К черту всех! Я должна завладеть этим диваном во что бы то ни стало! Во что бы он ни обошелся, я обязана доставить его в Вестмур.
– Двадцать семь. Двадцать восемь. Двадцать де вять. Тридцать тысяч фунтов.
Эта цифра мгновенно отрезвила меня. Тридцать тысяч фунтов! Ровно вдвое больше той предельной цены, которую назначил Эдвард. Судя по всему, человек в одном из передних рядов тоже был настроен весьма решительно. Он никому не собирался уступать этот диван. Он твердо решил его заполучить.
– Тридцать одна. Тридцать две. Тридцать три. Кто больше? Вы будете продолжать, мадам? – Последний вопрос аукциониста был адресован мне.
Весь зал затаил дыхание: все ждали моего ответа.
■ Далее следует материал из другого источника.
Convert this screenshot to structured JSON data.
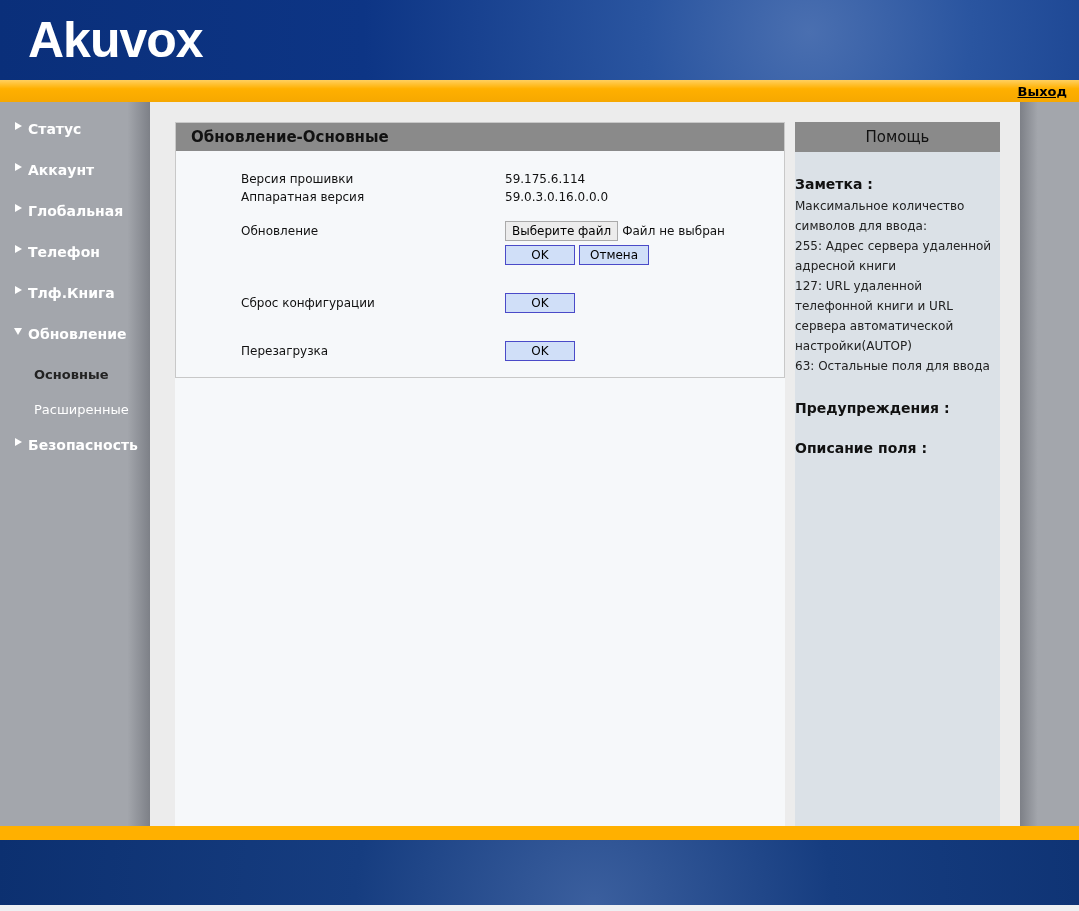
{
  "logo": "Akuvox",
  "logout": "Выход",
  "sidebar": {
    "items": [
      {
        "label": "Статус",
        "expanded": false
      },
      {
        "label": "Аккаунт",
        "expanded": false
      },
      {
        "label": "Глобальная",
        "expanded": false
      },
      {
        "label": "Телефон",
        "expanded": false
      },
      {
        "label": "Тлф.Книга",
        "expanded": false
      },
      {
        "label": "Обновление",
        "expanded": true,
        "children": [
          {
            "label": "Основные",
            "selected": true
          },
          {
            "label": "Расширенные",
            "selected": false
          }
        ]
      },
      {
        "label": "Безопасность",
        "expanded": false
      }
    ]
  },
  "panel": {
    "title": "Обновление-Основные",
    "rows": [
      {
        "kind": "info",
        "label": "Версия прошивки",
        "value": "59.175.6.114"
      },
      {
        "kind": "info",
        "label": "Аппаратная версия",
        "value": "59.0.3.0.16.0.0.0"
      },
      {
        "kind": "file",
        "label": "Обновление",
        "button": "Выберите файл",
        "status": "Файл не выбран",
        "actions": [
          "OK",
          "Отмена"
        ]
      },
      {
        "kind": "action",
        "label": "Сброс конфигурации",
        "button": "OK"
      },
      {
        "kind": "action",
        "label": "Перезагрузка",
        "button": "OK"
      }
    ]
  },
  "help": {
    "title": "Помощь",
    "sections": [
      {
        "heading": "Заметка :",
        "lines": [
          "Максимальное количество символов для ввода:",
          "255: Адрес сервера удаленной адресной книги",
          "127: URL удаленной телефонной книги и URL сервера автоматической настройки(AUTOP)",
          "63: Остальные поля для ввода"
        ]
      },
      {
        "heading": "Предупреждения :"
      },
      {
        "heading": "Описание поля :"
      }
    ]
  }
}
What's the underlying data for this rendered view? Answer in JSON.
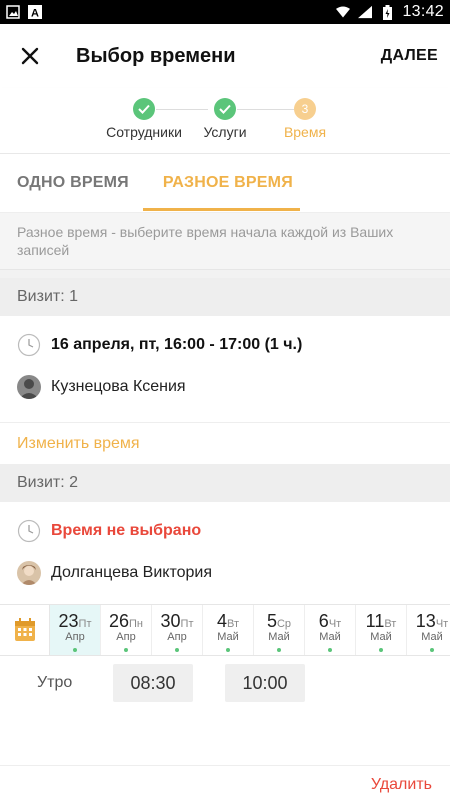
{
  "status_bar": {
    "time": "13:42",
    "left_icons": [
      "image-icon",
      "font-a-icon"
    ],
    "right_icons": [
      "wifi-icon",
      "signal-icon",
      "battery-icon"
    ]
  },
  "app_bar": {
    "title": "Выбор времени",
    "next_label": "ДАЛЕЕ"
  },
  "stepper": {
    "steps": [
      {
        "label": "Сотрудники",
        "state": "done",
        "badge": ""
      },
      {
        "label": "Услуги",
        "state": "done",
        "badge": ""
      },
      {
        "label": "Время",
        "state": "current",
        "badge": "3"
      }
    ]
  },
  "tabs": [
    {
      "label": "ОДНО ВРЕМЯ",
      "active": false
    },
    {
      "label": "РАЗНОЕ ВРЕМЯ",
      "active": true
    }
  ],
  "info_note": "Разное время - выберите время начала каждой из Ваших записей",
  "visits": [
    {
      "header": "Визит: 1",
      "time": "16 апреля, пт, 16:00 - 17:00 (1 ч.)",
      "staff": "Кузнецова Ксения",
      "change_label": "Изменить время"
    },
    {
      "header": "Визит: 2",
      "time": "Время не выбрано",
      "staff": "Долганцева Виктория"
    }
  ],
  "dates": [
    {
      "num": "23",
      "dow": "Пт",
      "mon": "Апр",
      "selected": true
    },
    {
      "num": "26",
      "dow": "Пн",
      "mon": "Апр",
      "selected": false
    },
    {
      "num": "30",
      "dow": "Пт",
      "mon": "Апр",
      "selected": false
    },
    {
      "num": "4",
      "dow": "Вт",
      "mon": "Май",
      "selected": false
    },
    {
      "num": "5",
      "dow": "Ср",
      "mon": "Май",
      "selected": false
    },
    {
      "num": "6",
      "dow": "Чт",
      "mon": "Май",
      "selected": false
    },
    {
      "num": "11",
      "dow": "Вт",
      "mon": "Май",
      "selected": false
    },
    {
      "num": "13",
      "dow": "Чт",
      "mon": "Май",
      "selected": false
    }
  ],
  "slots": {
    "label": "Утро",
    "times": [
      "08:30",
      "10:00"
    ]
  },
  "delete_label": "Удалить",
  "colors": {
    "accent": "#f0b24a",
    "done": "#5bc57a",
    "error": "#e9483b",
    "selected_date_bg": "#e6f7f7"
  }
}
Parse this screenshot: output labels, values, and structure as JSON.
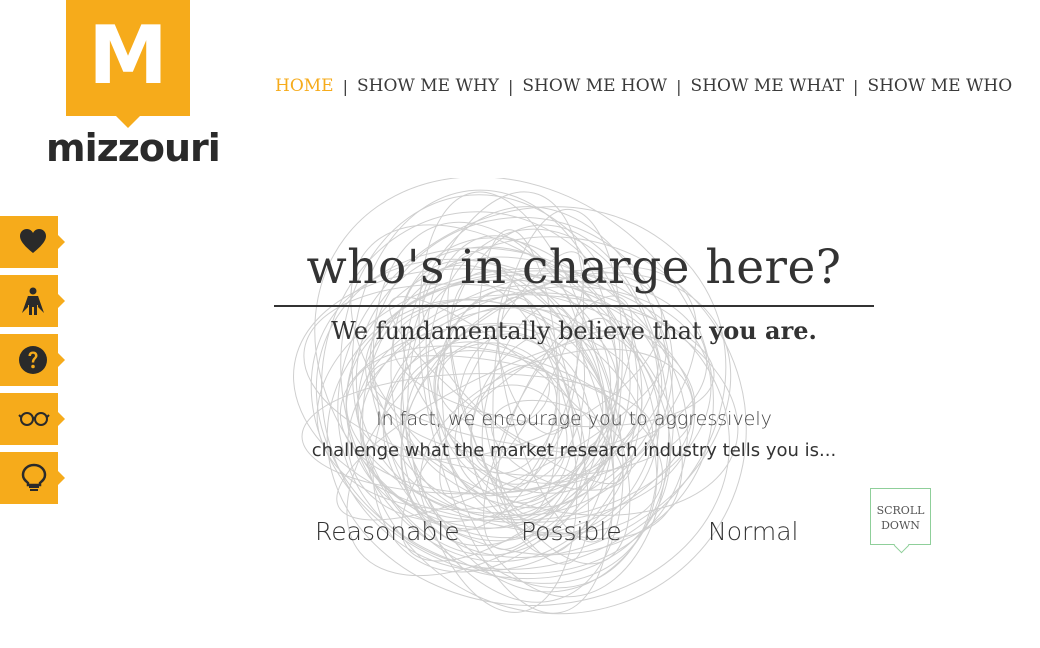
{
  "brand": {
    "letter": "M",
    "name": "mizzouri",
    "reg": "®",
    "color": "#f6ab1b"
  },
  "nav": {
    "items": [
      {
        "label": "HOME",
        "active": true
      },
      {
        "label": "SHOW ME WHY"
      },
      {
        "label": "SHOW ME HOW"
      },
      {
        "label": "SHOW ME WHAT"
      },
      {
        "label": "SHOW ME WHO"
      }
    ],
    "separator": "|"
  },
  "side_tabs": [
    {
      "icon": "heart-icon"
    },
    {
      "icon": "superhero-icon"
    },
    {
      "icon": "question-icon"
    },
    {
      "icon": "glasses-icon"
    },
    {
      "icon": "lightbulb-icon"
    }
  ],
  "hero": {
    "headline": "who's in charge here?",
    "belief_prefix": "We fundamentally believe that ",
    "belief_bold": "you are.",
    "para1": "In fact, we encourage you to aggressively",
    "para2": "challenge what the market research industry tells you is...",
    "words": [
      "Reasonable",
      "Possible",
      "Normal"
    ]
  },
  "scroll": {
    "line1": "SCROLL",
    "line2": "DOWN"
  }
}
Взглянув на Кристину, я заметила нездоровый блеск в ее глазах и выступившую на лбу испарину. Неужели я совершила ошибку? Нет, этого не может быть. Несмотря на то что она обещала не вмешиваться в торги и лишь оказывать мне моральную поддержку, я знала, что в случае чего она обязательно бы вмешалась. И все-таки, может быть, я зашла слишком далеко? Может быть, я сошла с ума? Ведь цена уже была вдвое больше назначенной Эдвардом! Нет, дальше продолжать я просто не имею права. К горлу подступила легкая тошнота, и я безвольно откинулась на спинку кресла.
– Продан за тридцать три тысячи фунтов, – ска зал аукционист и в последний раз опустил молоток.
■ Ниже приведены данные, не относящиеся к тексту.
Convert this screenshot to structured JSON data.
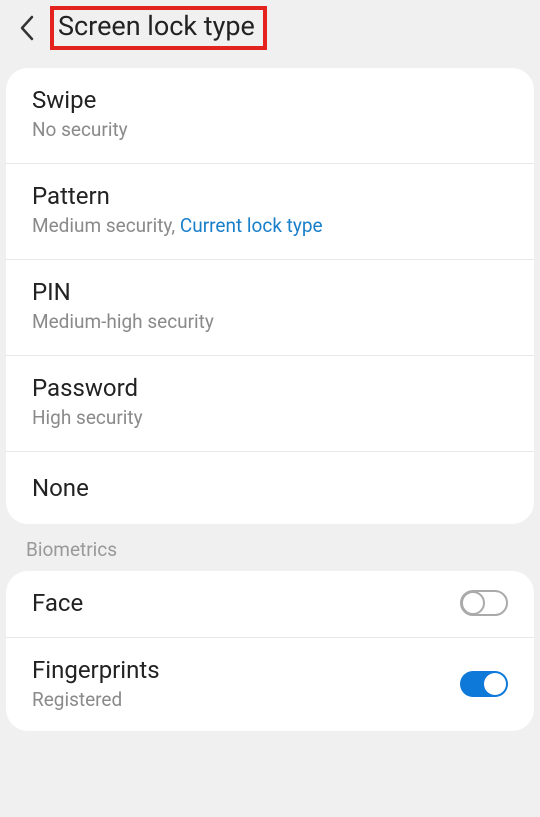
{
  "header": {
    "title": "Screen lock type"
  },
  "lockTypes": [
    {
      "title": "Swipe",
      "sub": "No security",
      "linked": ""
    },
    {
      "title": "Pattern",
      "sub": "Medium security, ",
      "linked": "Current lock type"
    },
    {
      "title": "PIN",
      "sub": "Medium-high security",
      "linked": ""
    },
    {
      "title": "Password",
      "sub": "High security",
      "linked": ""
    },
    {
      "title": "None",
      "sub": "",
      "linked": ""
    }
  ],
  "biometrics": {
    "sectionLabel": "Biometrics",
    "items": [
      {
        "title": "Face",
        "sub": "",
        "enabled": false
      },
      {
        "title": "Fingerprints",
        "sub": "Registered",
        "enabled": true
      }
    ]
  }
}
– Черт побери! – вполголоса выругалась Кристина.
– Господи, неужели ты считаешь, что я должна была продолжать?
– Да нет. – Кристина раздраженно отмахнулась от моего вопроса. – Нет. Просто аукционист не назвал имя покупателя. – Она безуспешно попыталась рассмотреть загадочного мужчину в переднем ряду и продолжала недоумевать. – Кто же это такой?
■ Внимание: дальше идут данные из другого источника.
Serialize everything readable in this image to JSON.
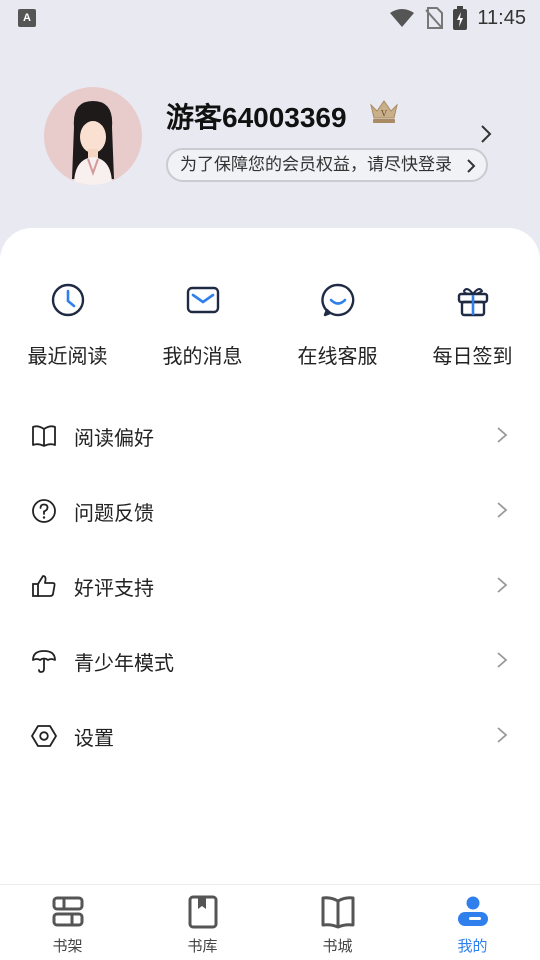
{
  "status_bar": {
    "app_icon_letter": "A",
    "time": "11:45"
  },
  "profile": {
    "username": "游客64003369",
    "login_tip": "为了保障您的会员权益，请尽快登录"
  },
  "quick_actions": [
    {
      "label": "最近阅读",
      "icon": "clock-icon"
    },
    {
      "label": "我的消息",
      "icon": "envelope-icon"
    },
    {
      "label": "在线客服",
      "icon": "chat-bubble-icon"
    },
    {
      "label": "每日签到",
      "icon": "gift-icon"
    }
  ],
  "menu": [
    {
      "label": "阅读偏好",
      "icon": "open-book-icon"
    },
    {
      "label": "问题反馈",
      "icon": "question-circle-icon"
    },
    {
      "label": "好评支持",
      "icon": "thumbs-up-icon"
    },
    {
      "label": "青少年模式",
      "icon": "umbrella-icon"
    },
    {
      "label": "设置",
      "icon": "settings-hexagon-icon"
    }
  ],
  "tabbar": [
    {
      "label": "书架",
      "icon": "bookshelf-icon"
    },
    {
      "label": "书库",
      "icon": "bookmark-book-icon"
    },
    {
      "label": "书城",
      "icon": "book-icon"
    },
    {
      "label": "我的",
      "icon": "user-icon",
      "active": true
    }
  ],
  "colors": {
    "accent": "#2f80ed",
    "header_bg": "#e9eaf1",
    "icon_dark": "#1f2a44"
  }
}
Я видела лишь его затылок. И вообще чувствовала себя настолько отвратительно, что мечтала только об одном – убраться отсюда и как можно скорее. С трудом проложив себе путь к двери, я у самого порога все-таки споткнулась, и швейцару пришлось поддержать меня, чтобы я не упала.
Через несколько секунд за мной последовала Кристина.
– Отвези меня домой, – с трудом выговорила я. – Пожалуйста!
Сильная рука Кристины легла мне на плечи.
– Пошли. Не стоит принимать все так близко к сердцу. Надо уметь проигрывать. Тем более что сегодня у меня бы нервы сдали гораздо раньше, чем у тебя. Вот увидишь, как будет гордиться тобой Эдвард, когда я ему расскажу…
– Нет! – взмолилась я. – Кристина, умоляю тебя, ты ничего не должна ему говорить! Ведь он так четко определил цену в пятнадцать тысяч. Теперь он никогда больше не сможет довериться мне.
– Перестань драматизировать! Вот увидишь, как он будет смеяться, когда узнает обо всем.
Я продолжала умолять ее ничего не говорить Эдварду. Я сжимала ее руки в своих и старалась быть как можно убедительнее. Но Кристина просто не могла или не хотела понять меня.
– Честное слово, Элизабет, – говорила она, когда мы ехали обратно в Вестмур, – я не понимаю, почему ты так переполошилась. Ты же прекрасно знаешь, что Эдвард простит тебе все, что угодно.
Как я могла ей объяснить, что это-то и является основной причиной, по которой я не хочу, чтобы он все узнал. Мне не нужно было прощение. Хотя бы раз я хотела увидеть, как он рассердится. Пусть нагрубит мне, обвинит в том, что мое упрямство едва не стоило ему восемнадцати тысяч фунтов! Я хотела умолять его о прощении, страдать от его молчаливого неодобрения, я хотела быть наказанной. Лишь. бы это смогло пробудить в нас обоих начинающие мирно дремать страсти! Но я понимала: моей мечте не суждено сбыться. Я уже представляла его спокойное, бесстрастное лицо, отмеченное лишь печатью огорчения от того, что по его вине мне пришлось так переволноваться. Я уже чувствовала его руки, обнимающие меня. Душащие меня. Лишающие последних глотков воздуха.
Кристина высадила меня в Вестмуре и поехала на встречу с Рупертом. Эдвард еще не вернулся из Лондона, Шарлотта играла с подружкой, а Дэвид пошел в деревню. Тихий дом пропах мастикой и воском. Серебряная утварь сверкала в лучах солнца, проникающих через окна. А я никак не могла найти себе никакого занятия. Сначала я собиралась немного покататься верхом, но быстро передумала: эта идея почему-то не вдохновила меня. На журнальном столике лежали последние номера «Вог» и «Харперс». Может быть, стоит поискать в них какие-то новые рецепты – на следующей неделе нам придется давать три приема в нашем лондонском доме. Но кому и зачем нужны эти рецепты? Всю прошлую неделю я была полностью поглощена предстоящим аукционом. Теперь же он остался позади, и короткие минуты азарта и возбуждения лишь еще больше растравили мне душу.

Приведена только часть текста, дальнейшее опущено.